An Alabama resident has admitted his role in an unauthorized takeover of the U.S. Securities and Exchange Commission’s official social media account, leading to a significant disruption in the financial market. Eric Council Jr., from Alabama, faced charges for his involvement in this cybercrime, which occurred in early January 2024. The incident unfolded when the SEC’s X account falsely announced the approval of bitcoin ETFs on all national securities exchanges. This misleading information sent ripples through the cryptocurrency market, causing fluctuations in Bitcoin's value.

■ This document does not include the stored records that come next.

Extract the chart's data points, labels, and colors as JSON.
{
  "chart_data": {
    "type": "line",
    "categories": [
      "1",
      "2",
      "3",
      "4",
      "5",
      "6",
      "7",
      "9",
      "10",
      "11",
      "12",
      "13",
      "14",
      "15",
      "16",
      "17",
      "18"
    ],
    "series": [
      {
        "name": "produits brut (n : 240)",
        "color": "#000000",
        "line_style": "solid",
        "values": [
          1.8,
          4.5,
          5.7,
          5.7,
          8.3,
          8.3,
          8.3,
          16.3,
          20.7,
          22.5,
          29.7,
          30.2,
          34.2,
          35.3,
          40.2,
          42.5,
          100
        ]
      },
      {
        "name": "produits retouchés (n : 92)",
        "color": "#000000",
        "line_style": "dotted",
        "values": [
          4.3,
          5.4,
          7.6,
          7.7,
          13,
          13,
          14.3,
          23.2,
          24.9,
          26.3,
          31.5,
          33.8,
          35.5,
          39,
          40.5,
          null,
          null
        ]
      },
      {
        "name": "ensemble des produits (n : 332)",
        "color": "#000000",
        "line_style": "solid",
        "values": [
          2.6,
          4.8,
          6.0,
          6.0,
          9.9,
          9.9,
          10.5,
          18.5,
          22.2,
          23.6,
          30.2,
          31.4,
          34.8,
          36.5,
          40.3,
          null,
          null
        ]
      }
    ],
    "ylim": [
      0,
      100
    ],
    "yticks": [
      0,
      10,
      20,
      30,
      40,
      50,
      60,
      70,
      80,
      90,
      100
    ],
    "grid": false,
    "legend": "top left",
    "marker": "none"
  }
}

The method used by Council involved a sophisticated scheme known as SIM swapping. By creating a counterfeit identification card, he managed to gain control over a phone number linked to the SEC’s account. Once in possession of the number, Council's accomplices altered the account’s credentials, allowing them to post fabricated statements, including a false quote attributed to SEC Chair Gary Gensler. The attack exploited a critical security flaw: the absence of multi-factor authentication (MFA). Despite earlier issues with MFA, the agency had requested its deactivation, leaving the account vulnerable to such breaches.

Council’s actions have led to serious legal consequences. Arrested in October, he has since pleaded guilty to charges of aggravated identity theft and access device fraud. Sentencing is scheduled for May 16, where he may face up to five years in prison. The incident also highlighted the broader implications of cybersecurity vulnerabilities in financial institutions. The rapid rise and subsequent fall in Bitcoin’s price underscore the potential for significant market manipulation through such attacks. This case serves as a stark reminder of the importance of robust security measures to protect sensitive information and maintain public trust in financial systems.